Wednesday, April 20, 2016

Ruhut Cekcok dengan Kader PKS Gara Gara Habieb Rizieq


Dunia Hawa - Perang mulut mewarnai rapat Komisi III DPR dengan Kapolri Jenderal Badrodin Haiti di kompleks parlemen, Rabu (20/4). Cekcok itu melibatkan anggota Komisi III DPR dari Partai Demokrat, Ruhut Sitompul dengan kader Partai Keadilan Sejahtera (PKS) Aboe Bakar Alhabsy.

Cekcok itu berawal ketika Ruhut menyebut pentolan Front Pembela Islam (FPI) Habib Rizieq Syihab dengan cara kasar. Dalam rapat itu Ruhut meminta Kapolda Metro Jaya yang baru, Irjen Pol Moechgiyarto  agar jangan terlalu lembek terhadap para demonstran. Ia mencontohkan ketika Habib Rizieq berunjuk rasa di depan gedung KPK.

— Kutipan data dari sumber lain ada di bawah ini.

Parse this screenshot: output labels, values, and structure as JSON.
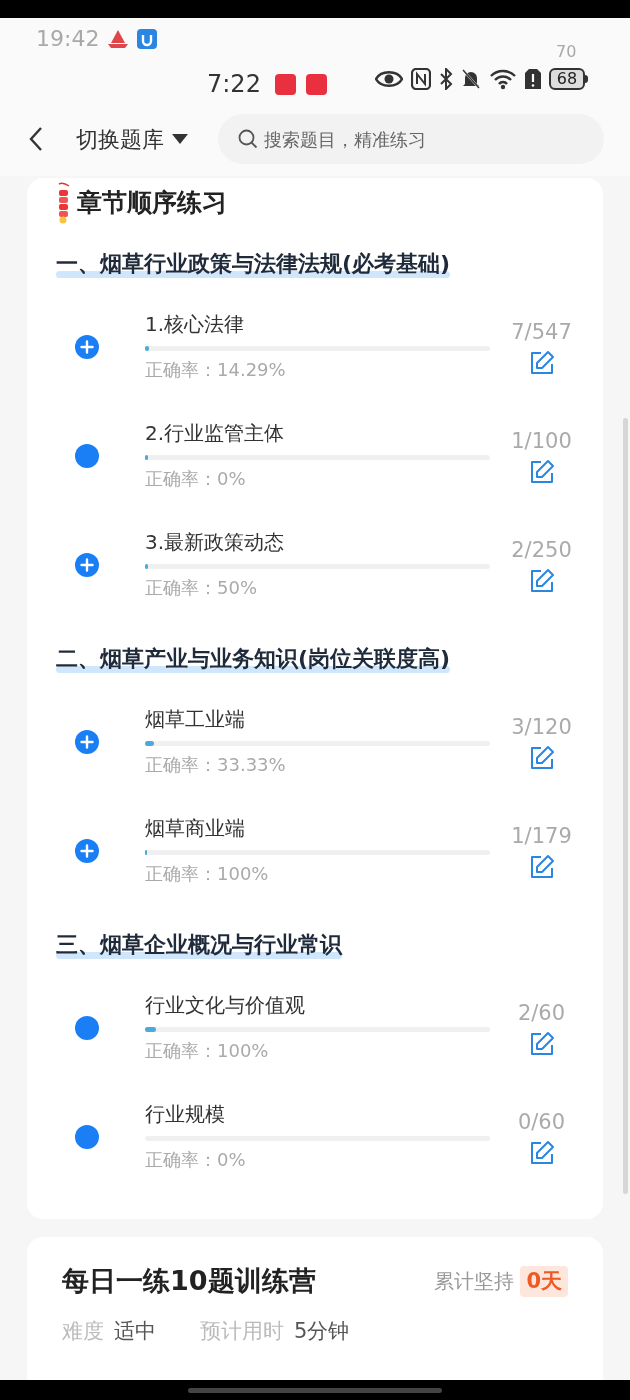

"Aku sedih. Kemarin FPI demo di Kuningan sampai menutup jalan, masuk ke gedung KPK. Ada istilah orang pacaran PDKT dong, kasih sadar Rizieq, saya tak menyalahkan," kata Ruhut.

Pernyataan Ruhut soal Habib Rizieq ternyata memicu ketersinggungan Aboe Bakar Alhabsy. Ia langsung mengancungkan tangan untuk interupsi.

"Interupsi pimpinan. Saya keberatan Ruhut ngomong Rizieq begitu saja. Dia itu ulama, jangan sembarangan. Sembarangan ngomong Rizieq, ngomong kasar kayak begitu, saya keberatan," ujar politikus yang akrab disapa dengan panggilan Habib Aboe itu.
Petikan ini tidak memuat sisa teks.